The container parser would not be dynamically downloaded, and may or may not be sandboxed.
We don't need a new container with almost every codec. We just need the new codec itself.
> WebAssembly codecs indeed exist, and they are impractical due to a lack in performance.
Mostly because they don't have vector instructions yet, I bet. But plenty of webassembly is within 50% of native, which is good enough for lots of things, which includes image decoding for sure.

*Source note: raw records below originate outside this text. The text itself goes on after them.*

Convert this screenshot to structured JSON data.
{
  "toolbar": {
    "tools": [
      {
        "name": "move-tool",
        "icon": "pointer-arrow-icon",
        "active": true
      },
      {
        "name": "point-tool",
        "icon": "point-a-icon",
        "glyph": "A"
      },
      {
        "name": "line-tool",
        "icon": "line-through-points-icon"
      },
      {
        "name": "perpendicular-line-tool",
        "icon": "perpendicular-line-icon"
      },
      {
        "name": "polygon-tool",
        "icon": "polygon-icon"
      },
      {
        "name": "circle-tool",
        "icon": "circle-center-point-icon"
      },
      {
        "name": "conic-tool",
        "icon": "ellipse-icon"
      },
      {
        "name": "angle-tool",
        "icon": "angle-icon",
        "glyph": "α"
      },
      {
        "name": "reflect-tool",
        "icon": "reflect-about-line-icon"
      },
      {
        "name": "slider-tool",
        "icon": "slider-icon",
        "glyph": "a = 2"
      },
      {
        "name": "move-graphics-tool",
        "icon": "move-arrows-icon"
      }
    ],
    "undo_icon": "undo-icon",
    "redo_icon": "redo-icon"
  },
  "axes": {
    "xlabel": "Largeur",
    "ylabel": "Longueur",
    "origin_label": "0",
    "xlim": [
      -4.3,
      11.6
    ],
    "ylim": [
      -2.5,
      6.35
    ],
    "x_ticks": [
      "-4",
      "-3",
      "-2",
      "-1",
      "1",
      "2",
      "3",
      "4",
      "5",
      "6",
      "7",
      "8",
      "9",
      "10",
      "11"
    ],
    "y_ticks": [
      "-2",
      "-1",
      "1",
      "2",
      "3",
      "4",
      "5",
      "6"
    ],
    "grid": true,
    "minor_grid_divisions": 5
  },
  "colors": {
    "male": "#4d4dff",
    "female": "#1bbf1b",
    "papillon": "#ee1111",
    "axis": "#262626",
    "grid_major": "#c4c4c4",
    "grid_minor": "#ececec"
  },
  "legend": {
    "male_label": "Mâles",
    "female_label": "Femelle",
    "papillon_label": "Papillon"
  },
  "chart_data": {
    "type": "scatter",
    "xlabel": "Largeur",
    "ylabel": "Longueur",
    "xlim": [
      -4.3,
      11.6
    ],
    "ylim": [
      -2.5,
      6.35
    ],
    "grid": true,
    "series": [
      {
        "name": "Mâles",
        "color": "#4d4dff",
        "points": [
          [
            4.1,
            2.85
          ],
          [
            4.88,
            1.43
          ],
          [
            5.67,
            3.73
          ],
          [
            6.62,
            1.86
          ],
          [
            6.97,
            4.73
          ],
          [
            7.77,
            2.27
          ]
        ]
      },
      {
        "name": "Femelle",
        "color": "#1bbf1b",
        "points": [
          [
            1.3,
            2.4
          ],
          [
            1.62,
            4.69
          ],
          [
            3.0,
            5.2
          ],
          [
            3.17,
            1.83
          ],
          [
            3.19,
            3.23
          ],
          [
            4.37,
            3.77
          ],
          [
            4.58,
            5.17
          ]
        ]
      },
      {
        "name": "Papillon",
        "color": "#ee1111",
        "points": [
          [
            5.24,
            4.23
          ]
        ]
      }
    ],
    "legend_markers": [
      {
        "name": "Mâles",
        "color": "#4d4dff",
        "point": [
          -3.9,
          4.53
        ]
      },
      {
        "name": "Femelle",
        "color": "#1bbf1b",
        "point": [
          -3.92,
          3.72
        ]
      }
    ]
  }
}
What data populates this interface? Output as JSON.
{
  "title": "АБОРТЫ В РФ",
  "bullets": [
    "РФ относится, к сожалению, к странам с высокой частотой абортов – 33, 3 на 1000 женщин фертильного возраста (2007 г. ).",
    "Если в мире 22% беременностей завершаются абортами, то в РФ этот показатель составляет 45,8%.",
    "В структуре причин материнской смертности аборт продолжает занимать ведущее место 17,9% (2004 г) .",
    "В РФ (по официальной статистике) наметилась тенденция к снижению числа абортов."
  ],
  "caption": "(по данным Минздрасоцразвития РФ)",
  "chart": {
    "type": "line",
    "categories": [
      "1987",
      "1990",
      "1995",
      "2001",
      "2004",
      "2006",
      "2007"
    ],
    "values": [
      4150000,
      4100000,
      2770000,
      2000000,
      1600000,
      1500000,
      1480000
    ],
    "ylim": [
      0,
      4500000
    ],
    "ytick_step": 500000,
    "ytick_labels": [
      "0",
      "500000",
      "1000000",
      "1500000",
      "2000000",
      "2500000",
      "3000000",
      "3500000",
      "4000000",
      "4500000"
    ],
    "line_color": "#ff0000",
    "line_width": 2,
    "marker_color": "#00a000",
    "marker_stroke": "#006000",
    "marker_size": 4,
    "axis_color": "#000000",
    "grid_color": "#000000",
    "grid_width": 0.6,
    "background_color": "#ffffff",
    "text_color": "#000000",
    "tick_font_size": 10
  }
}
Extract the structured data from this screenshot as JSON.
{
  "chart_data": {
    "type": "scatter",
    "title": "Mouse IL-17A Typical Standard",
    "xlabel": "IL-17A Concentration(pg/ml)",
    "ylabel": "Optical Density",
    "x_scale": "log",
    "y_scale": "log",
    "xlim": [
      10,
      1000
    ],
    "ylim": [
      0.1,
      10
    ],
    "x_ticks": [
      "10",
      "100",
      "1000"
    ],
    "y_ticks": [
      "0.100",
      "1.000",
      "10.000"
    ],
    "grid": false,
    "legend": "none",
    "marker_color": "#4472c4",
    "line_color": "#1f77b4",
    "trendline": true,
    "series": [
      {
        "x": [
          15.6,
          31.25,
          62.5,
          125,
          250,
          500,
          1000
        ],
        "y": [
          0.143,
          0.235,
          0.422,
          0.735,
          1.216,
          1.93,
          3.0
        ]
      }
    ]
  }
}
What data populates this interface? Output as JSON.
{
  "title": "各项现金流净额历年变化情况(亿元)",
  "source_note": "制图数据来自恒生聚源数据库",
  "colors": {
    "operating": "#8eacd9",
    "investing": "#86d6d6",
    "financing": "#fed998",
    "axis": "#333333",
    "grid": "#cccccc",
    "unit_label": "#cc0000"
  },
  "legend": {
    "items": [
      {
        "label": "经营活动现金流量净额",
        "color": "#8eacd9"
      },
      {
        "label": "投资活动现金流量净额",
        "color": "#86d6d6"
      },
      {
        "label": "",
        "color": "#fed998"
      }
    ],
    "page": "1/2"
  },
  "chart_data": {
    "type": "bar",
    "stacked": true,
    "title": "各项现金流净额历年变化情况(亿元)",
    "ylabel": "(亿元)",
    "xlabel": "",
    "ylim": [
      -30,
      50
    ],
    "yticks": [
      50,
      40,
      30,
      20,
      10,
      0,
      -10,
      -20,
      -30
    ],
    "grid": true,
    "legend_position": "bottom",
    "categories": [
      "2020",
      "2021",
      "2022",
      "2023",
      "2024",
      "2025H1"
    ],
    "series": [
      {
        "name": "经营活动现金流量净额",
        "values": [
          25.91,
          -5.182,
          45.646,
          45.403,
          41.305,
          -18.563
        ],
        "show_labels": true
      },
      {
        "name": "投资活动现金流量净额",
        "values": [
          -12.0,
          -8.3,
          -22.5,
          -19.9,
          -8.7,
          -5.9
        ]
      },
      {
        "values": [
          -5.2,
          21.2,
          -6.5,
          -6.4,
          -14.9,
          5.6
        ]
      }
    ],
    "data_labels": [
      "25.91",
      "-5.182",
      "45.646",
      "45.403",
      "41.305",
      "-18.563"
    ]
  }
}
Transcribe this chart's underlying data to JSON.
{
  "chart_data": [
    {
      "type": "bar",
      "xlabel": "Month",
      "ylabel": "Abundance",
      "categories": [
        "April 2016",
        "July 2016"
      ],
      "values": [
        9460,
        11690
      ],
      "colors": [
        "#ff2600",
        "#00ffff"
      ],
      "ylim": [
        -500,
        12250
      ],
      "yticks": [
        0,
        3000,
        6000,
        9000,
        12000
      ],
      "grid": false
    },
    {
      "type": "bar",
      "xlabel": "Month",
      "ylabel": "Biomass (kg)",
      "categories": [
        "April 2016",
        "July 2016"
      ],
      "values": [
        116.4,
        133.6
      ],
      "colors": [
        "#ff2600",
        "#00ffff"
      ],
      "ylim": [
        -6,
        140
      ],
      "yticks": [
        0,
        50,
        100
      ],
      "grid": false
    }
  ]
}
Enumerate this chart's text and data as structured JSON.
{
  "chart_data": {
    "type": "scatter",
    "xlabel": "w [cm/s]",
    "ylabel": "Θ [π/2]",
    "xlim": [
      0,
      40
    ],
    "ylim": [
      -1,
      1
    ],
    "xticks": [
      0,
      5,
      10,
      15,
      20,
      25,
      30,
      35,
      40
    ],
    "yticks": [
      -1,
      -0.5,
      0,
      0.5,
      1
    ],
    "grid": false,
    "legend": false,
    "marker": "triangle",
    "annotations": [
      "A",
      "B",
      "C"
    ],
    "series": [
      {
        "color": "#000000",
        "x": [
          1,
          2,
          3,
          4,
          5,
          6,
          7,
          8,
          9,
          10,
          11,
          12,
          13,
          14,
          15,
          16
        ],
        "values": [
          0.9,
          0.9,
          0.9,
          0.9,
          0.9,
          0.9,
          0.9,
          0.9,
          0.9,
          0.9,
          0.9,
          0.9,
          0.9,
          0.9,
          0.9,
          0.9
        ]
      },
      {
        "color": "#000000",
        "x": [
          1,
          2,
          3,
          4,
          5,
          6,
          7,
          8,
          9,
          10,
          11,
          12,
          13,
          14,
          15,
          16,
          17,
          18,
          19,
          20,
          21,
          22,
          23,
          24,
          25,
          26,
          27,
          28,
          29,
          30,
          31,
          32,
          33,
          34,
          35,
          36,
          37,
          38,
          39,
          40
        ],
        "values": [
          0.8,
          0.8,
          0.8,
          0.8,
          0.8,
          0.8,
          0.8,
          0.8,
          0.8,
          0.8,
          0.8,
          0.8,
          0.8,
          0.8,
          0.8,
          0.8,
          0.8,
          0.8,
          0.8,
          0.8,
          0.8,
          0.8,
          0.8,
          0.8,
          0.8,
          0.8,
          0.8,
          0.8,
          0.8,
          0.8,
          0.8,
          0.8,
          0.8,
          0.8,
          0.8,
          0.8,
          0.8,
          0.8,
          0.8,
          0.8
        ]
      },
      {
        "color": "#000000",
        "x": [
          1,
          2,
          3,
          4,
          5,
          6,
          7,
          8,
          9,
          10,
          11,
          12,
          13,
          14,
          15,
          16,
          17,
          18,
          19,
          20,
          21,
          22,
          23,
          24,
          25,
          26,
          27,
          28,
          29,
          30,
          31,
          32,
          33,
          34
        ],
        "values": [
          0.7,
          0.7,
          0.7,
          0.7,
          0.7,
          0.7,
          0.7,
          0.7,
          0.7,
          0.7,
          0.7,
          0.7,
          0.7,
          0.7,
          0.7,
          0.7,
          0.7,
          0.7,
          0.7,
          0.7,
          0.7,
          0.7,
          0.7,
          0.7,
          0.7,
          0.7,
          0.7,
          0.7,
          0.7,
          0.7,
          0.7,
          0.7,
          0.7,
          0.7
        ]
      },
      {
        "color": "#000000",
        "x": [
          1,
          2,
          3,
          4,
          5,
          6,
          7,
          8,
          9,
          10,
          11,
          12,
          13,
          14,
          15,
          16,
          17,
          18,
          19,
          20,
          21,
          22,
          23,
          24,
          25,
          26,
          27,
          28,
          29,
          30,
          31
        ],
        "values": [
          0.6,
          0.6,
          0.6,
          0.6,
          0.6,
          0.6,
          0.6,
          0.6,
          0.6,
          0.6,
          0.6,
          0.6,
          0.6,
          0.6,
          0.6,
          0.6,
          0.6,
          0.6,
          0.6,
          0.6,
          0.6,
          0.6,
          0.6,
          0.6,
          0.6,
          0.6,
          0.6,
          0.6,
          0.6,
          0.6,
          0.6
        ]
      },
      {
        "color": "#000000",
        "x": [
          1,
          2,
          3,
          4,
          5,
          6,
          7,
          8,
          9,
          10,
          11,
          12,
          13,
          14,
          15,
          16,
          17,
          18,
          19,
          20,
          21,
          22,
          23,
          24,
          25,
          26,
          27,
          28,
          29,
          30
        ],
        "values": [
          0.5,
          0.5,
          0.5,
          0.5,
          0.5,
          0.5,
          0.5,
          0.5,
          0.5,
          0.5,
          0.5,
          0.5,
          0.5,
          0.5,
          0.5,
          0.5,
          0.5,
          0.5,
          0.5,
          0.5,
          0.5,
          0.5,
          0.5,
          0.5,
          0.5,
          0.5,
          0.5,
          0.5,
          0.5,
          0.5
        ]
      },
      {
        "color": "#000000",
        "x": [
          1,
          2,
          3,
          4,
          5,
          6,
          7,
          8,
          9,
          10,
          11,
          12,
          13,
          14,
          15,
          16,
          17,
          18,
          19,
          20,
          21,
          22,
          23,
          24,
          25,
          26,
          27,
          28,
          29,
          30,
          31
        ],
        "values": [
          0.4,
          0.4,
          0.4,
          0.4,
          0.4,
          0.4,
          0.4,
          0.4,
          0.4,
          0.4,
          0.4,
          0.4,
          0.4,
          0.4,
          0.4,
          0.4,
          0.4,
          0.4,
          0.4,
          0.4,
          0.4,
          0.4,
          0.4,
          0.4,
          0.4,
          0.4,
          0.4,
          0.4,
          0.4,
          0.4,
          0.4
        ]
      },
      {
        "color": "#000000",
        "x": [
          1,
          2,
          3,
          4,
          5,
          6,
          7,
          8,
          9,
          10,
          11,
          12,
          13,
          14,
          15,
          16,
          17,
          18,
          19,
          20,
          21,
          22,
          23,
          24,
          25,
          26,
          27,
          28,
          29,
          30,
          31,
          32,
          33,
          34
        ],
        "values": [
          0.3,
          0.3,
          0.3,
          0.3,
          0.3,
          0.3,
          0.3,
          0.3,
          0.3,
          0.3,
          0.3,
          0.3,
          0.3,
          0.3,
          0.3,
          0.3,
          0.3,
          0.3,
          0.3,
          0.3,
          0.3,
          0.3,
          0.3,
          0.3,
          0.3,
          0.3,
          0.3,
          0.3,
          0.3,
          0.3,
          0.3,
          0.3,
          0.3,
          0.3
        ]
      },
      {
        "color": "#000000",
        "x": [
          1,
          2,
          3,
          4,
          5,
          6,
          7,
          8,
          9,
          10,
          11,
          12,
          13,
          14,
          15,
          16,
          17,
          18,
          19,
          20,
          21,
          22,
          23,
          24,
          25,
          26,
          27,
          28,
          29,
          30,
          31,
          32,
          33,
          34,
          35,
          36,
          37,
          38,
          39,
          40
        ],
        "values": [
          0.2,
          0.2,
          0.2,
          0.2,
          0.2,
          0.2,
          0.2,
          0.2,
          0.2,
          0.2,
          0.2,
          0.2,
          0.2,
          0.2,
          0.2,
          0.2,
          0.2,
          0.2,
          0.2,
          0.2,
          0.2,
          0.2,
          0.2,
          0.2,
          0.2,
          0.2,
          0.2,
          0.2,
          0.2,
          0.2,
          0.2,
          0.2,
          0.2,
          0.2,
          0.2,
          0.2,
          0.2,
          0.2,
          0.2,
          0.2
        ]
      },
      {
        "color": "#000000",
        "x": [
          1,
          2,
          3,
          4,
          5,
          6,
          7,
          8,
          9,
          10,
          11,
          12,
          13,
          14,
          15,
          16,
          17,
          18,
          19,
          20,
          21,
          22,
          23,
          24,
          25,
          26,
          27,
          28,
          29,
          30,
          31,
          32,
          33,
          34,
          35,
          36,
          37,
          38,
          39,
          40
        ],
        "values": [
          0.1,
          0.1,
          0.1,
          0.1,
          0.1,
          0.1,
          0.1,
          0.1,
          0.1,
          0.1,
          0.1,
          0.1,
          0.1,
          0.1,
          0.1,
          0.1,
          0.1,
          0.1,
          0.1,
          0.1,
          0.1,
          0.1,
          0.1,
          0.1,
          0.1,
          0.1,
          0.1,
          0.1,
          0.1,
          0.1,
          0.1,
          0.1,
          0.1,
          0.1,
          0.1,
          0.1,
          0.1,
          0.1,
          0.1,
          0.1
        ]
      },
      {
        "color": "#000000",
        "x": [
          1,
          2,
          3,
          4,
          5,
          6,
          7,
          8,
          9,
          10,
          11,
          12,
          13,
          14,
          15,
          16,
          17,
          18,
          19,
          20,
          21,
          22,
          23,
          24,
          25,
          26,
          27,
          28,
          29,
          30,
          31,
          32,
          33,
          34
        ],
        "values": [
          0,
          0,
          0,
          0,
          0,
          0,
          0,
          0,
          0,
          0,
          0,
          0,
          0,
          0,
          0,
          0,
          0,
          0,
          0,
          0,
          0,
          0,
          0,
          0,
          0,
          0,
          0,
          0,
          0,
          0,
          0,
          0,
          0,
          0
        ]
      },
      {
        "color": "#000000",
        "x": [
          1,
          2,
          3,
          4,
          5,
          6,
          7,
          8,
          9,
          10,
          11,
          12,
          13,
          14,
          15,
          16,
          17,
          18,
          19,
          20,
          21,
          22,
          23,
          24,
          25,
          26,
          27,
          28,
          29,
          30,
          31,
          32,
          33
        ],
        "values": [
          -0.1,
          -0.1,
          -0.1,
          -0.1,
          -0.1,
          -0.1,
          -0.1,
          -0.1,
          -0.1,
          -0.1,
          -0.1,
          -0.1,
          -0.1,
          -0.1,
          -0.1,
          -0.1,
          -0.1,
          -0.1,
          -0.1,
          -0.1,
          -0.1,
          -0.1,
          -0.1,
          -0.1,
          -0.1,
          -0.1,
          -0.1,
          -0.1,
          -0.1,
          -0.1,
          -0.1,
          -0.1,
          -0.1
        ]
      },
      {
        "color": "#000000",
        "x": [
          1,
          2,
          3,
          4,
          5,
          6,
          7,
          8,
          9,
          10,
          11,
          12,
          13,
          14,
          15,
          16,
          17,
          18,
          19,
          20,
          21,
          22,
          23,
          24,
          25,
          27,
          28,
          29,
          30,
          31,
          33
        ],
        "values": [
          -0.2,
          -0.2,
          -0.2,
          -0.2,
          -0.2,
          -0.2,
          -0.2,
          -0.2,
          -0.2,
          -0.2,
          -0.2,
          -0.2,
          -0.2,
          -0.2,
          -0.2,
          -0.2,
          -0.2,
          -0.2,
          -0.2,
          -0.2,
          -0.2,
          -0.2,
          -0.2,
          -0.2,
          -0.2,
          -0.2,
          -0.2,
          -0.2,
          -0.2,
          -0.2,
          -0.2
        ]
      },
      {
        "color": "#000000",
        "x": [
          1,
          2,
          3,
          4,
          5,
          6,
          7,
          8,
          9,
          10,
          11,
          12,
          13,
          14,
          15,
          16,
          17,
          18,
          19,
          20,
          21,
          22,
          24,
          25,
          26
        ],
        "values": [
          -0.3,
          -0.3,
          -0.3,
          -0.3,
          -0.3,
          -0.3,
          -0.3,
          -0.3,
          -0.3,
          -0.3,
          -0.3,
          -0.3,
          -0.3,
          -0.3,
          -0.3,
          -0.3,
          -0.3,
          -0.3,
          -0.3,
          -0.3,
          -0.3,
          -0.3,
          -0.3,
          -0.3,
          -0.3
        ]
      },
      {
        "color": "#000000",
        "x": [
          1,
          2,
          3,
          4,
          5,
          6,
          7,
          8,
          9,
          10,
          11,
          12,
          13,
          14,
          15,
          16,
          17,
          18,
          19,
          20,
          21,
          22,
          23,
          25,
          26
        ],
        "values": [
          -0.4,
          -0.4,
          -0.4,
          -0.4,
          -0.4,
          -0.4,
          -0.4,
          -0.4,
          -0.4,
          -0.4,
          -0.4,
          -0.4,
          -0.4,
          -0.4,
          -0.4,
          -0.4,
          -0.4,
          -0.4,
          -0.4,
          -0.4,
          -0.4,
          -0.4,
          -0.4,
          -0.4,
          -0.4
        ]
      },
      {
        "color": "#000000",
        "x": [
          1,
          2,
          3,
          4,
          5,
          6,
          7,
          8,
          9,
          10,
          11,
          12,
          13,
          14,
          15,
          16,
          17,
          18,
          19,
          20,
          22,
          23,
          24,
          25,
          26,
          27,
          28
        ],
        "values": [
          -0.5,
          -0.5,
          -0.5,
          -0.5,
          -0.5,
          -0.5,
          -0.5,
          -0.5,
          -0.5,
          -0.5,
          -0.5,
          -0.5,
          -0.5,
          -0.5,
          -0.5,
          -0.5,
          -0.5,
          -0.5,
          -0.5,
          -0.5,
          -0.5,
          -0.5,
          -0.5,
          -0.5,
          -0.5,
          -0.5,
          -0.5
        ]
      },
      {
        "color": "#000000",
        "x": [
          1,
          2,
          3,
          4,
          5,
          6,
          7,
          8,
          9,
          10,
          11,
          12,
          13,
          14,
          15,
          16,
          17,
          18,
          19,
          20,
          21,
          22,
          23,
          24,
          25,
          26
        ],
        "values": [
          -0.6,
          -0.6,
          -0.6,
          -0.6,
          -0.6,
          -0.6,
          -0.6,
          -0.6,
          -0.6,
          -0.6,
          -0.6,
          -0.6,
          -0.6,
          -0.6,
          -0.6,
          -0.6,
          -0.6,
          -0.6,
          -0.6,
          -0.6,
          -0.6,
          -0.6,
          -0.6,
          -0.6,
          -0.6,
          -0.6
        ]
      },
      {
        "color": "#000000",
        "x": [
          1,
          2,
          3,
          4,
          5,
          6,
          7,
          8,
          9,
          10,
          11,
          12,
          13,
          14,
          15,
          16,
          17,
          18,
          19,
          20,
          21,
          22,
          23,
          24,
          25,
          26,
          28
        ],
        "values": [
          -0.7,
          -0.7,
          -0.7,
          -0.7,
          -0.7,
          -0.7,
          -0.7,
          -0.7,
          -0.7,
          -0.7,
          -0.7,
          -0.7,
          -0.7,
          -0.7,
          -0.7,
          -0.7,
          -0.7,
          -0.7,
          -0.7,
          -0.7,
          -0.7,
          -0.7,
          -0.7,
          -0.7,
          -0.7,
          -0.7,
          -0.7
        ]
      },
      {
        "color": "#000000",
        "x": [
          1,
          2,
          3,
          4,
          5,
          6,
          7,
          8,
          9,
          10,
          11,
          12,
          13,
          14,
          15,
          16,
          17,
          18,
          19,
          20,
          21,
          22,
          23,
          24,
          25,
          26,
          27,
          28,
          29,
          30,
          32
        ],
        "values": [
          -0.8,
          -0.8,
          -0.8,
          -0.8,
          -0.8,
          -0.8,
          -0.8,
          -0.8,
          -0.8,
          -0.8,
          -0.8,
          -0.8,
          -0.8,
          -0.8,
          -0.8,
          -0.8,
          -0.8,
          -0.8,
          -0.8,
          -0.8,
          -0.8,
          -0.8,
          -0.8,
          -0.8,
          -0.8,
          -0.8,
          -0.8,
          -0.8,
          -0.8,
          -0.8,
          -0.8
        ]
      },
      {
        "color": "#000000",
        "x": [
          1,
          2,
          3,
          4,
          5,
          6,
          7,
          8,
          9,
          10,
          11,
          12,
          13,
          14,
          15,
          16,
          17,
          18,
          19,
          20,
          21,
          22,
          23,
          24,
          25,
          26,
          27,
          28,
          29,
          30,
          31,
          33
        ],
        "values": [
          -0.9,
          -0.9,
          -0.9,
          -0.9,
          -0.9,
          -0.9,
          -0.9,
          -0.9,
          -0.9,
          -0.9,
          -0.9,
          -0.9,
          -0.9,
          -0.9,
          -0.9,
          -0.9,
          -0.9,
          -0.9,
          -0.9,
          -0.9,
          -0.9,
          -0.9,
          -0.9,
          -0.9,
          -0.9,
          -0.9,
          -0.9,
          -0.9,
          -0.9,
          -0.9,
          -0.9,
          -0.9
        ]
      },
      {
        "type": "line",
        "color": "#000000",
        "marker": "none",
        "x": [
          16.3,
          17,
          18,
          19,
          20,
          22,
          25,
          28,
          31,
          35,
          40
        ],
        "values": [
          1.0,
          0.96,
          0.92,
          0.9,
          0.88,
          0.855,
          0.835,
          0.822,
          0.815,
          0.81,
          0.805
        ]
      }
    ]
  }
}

So now container decoders have been magically vetted and secured so they don’t need the sandbox. Which is quite surprising considering most vulnerabilities in streams are in the container decoders and their multitude of hardly used features, but okay.
The challenge remains for you to actually provide the codec you describe. Which a few comments ago was trivial because it was a hardware codec anyway, now it’s just a bit of WebAssembly away. Well that should be trivial because cross compilers to WebAssembly exist. So why don’t you just provide a few real world examples? Your probably not the first to think of these ideas, there has to be a reason why it hasn’t been done yet.
> So now container decoders have been magically vetted and secured so they don’t need the sandbox.
Not "magically". But you only need one or two, and they don't need to be very fast, so you can put a lot of effort into making them secure.
But more importantly, browsers already have many container decoders. This is not an expansion in attack surface. The goal here is allowing a lot more codecs compared to current browsers without a significant increase in attack surface compared to current browsers. Pointing out flaws that already exist doesn't disqualify the idea.
> So why don’t you just provide a few real world examples? Your probably not the first to think of these ideas, there has to be a reason why it hasn’t been done yet.
Image decoders in webassembly already exist. Did you even look? Including JXL!
Video decoding needs more support structure in the browser, and I already said some decoders need things that are being added to webassembly but aren't done yet. Even then, the first google result for "av1 webassembly" is a working decoder from five years ago.
You no longer need "printer drivers", they're supposed to be automatically downloaded, installed and ran in a sandbox. You never need any "new drivers". The system will support any printer.
Except the "sandbox" was pretty weak and full of holes.
> Except the "sandbox" was pretty weak and full of holes.
Nothing prevents you from installing only the trusted ones.
Second, software is getting so complicated that if we don't build secure sandboxes anyway then at some point people will be bitten by a supply chain attack.
Is this because almost all AV decoders use libffmpeg or a fork thereof; where libffmpeg is basically an "uber-library" that supports all interesting AV formats and codecs; and therefore you can expect ~everything to get support for a new codec whenever libffmpeg includes it (rather than some programs just never ending up supporting the codec)?
If so — is there a reason that there isn't a libffmpeg-like uber-library for image formats+codecs?